Miller repeated the president's unsubstantiated claims Sunday.

"I can tell you that this issue of busing voters into New Hampshire is widely known by anyone who's worked in New Hampshire politics. It's very real. It's very serious. This morning, on this show, is not the venue for me to lay out all the evidence," he said.

An incredulous Stephanopoulos replied, "You just claimed again that there was illegal voting in New Hampshire, people bused in from the state of Massachusetts. Do you have any evidence to back that up?"

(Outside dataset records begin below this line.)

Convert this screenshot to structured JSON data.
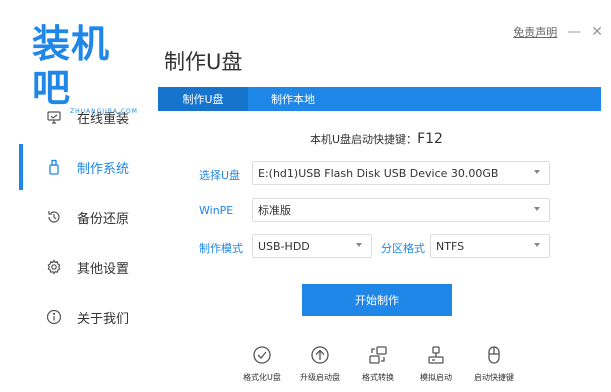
{
  "app": {
    "logo_text": "装机吧",
    "logo_sub": "ZHUANGJIBA.COM",
    "page_title": "制作U盘",
    "disclaimer": "免责声明",
    "minimize_glyph": "—",
    "close_glyph": "✕"
  },
  "sidebar": {
    "items": [
      {
        "label": "在线重装",
        "icon": "monitor-icon",
        "active": false
      },
      {
        "label": "制作系统",
        "icon": "usb-drive-icon",
        "active": true
      },
      {
        "label": "备份还原",
        "icon": "backup-restore-icon",
        "active": false
      },
      {
        "label": "其他设置",
        "icon": "gear-icon",
        "active": false
      },
      {
        "label": "关于我们",
        "icon": "info-icon",
        "active": false
      }
    ]
  },
  "tabs": [
    {
      "label": "制作U盘",
      "active": true
    },
    {
      "label": "制作本地",
      "active": false
    }
  ],
  "hotkey": {
    "prefix": "本机U盘启动快捷键：",
    "key": "F12"
  },
  "form": {
    "usb_label": "选择U盘",
    "usb_value": "E:(hd1)USB Flash Disk USB Device 30.00GB",
    "winpe_label": "WinPE",
    "winpe_value": "标准版",
    "mode_label": "制作模式",
    "mode_value": "USB-HDD",
    "partition_label": "分区格式",
    "partition_value": "NTFS"
  },
  "start_button": "开始制作",
  "tools": [
    {
      "label": "格式化U盘",
      "icon": "format-check-icon"
    },
    {
      "label": "升级启动盘",
      "icon": "upgrade-arrow-icon"
    },
    {
      "label": "格式转换",
      "icon": "convert-icon"
    },
    {
      "label": "模拟启动",
      "icon": "simulate-boot-icon"
    },
    {
      "label": "启动快捷键",
      "icon": "mouse-icon"
    }
  ],
  "colors": {
    "accent": "#1e87e8",
    "accent_dark": "#1674cc"
  }
}
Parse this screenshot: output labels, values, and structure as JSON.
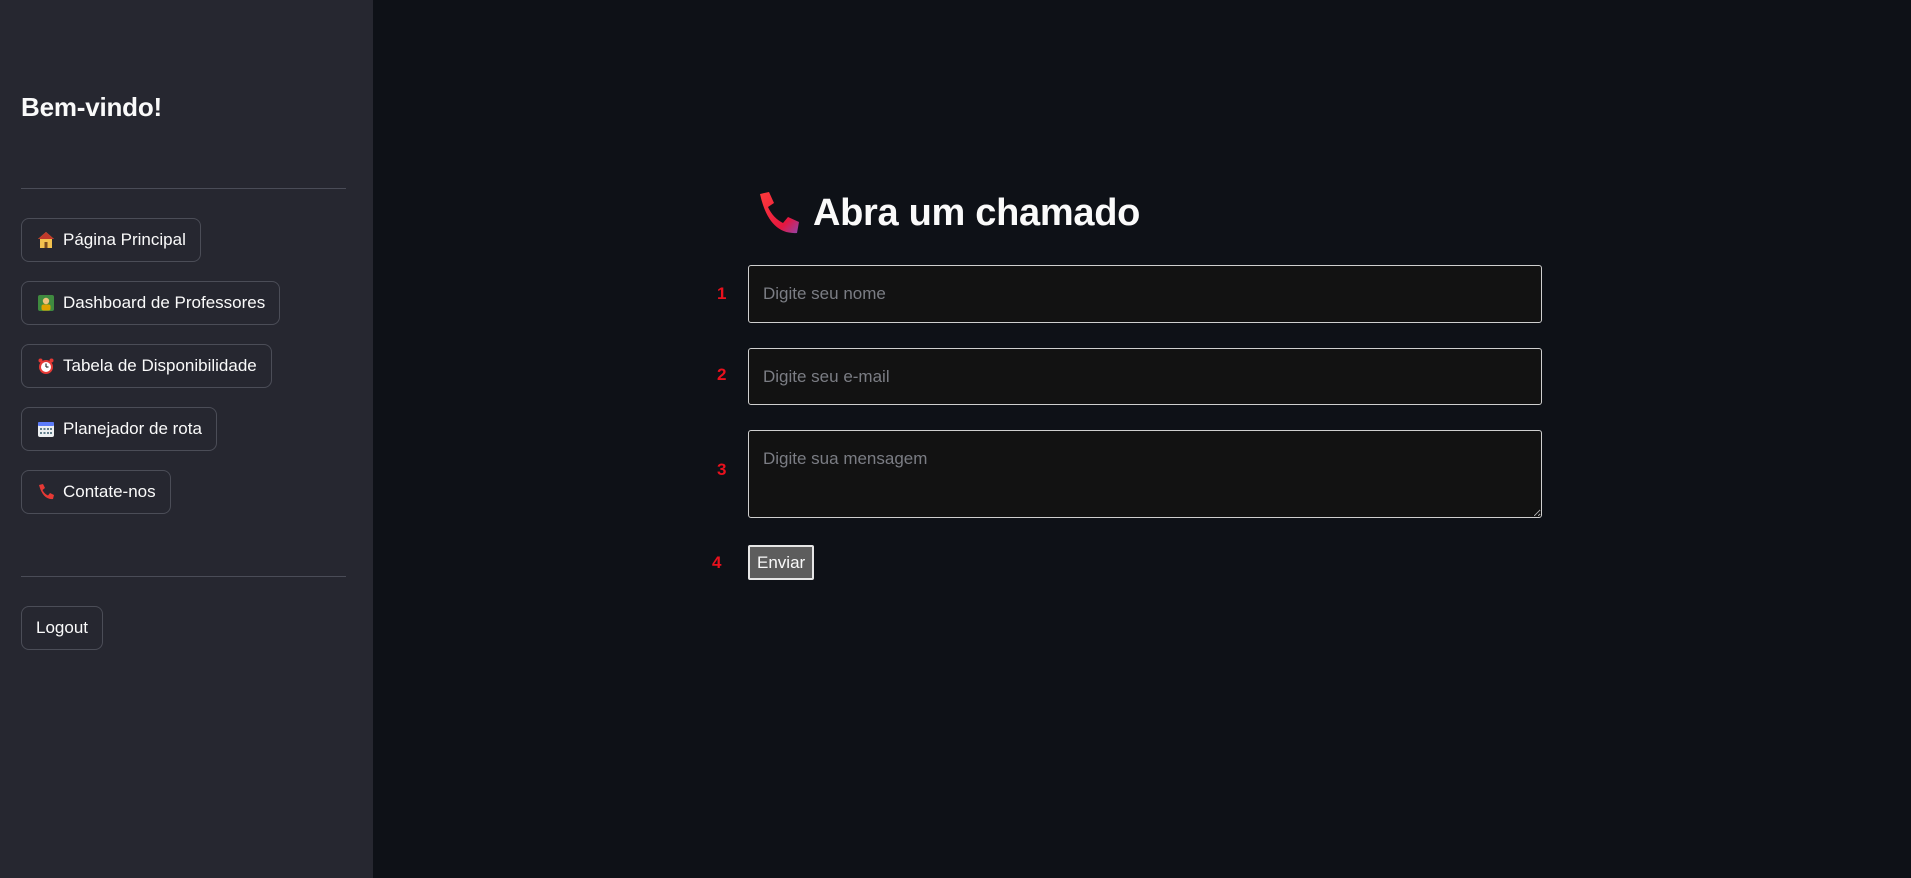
{
  "sidebar": {
    "welcome": "Bem-vindo!",
    "nav": [
      {
        "label": "Página Principal",
        "icon": "house-icon"
      },
      {
        "label": "Dashboard de Professores",
        "icon": "teacher-icon"
      },
      {
        "label": "Tabela de Disponibilidade",
        "icon": "alarm-clock-icon"
      },
      {
        "label": "Planejador de rota",
        "icon": "calendar-icon"
      },
      {
        "label": "Contate-nos",
        "icon": "telephone-receiver-icon"
      }
    ],
    "logout_label": "Logout"
  },
  "main": {
    "title": "Abra um chamado",
    "title_icon": "telephone-receiver-icon",
    "steps": [
      "1",
      "2",
      "3",
      "4"
    ],
    "name_placeholder": "Digite seu nome",
    "email_placeholder": "Digite seu e-mail",
    "message_placeholder": "Digite sua mensagem",
    "submit_label": "Enviar"
  },
  "colors": {
    "sidebar_bg": "#262730",
    "main_bg": "#0e1117",
    "accent_red": "#e8111d"
  }
}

Miller claimed that the, "White House has provided enormous evidence with respect to voter fraud, with respect to people being registered in more than one state, dead people voting, non-citizens being registered to vote," although the "evidence" appears to be Trump repeating his belief and press secretary Sean Spicer confirming that it happens to be something the president believes.

"I'm prepared to go on any show, anywhere, anytime, and repeat it and say the President of the United States is correct 100 percent," Miller said.

"For the record, you have provided zero evidence that the president was the victim of massive voter fraud in New Hampshire," Stephanopoulos said. "You have provided zero evidence (on) the president's claim that he would have won...the popular vote if 3 million to 5 million illegal immigrants hadn't voted, zero evidence for either one of those claims."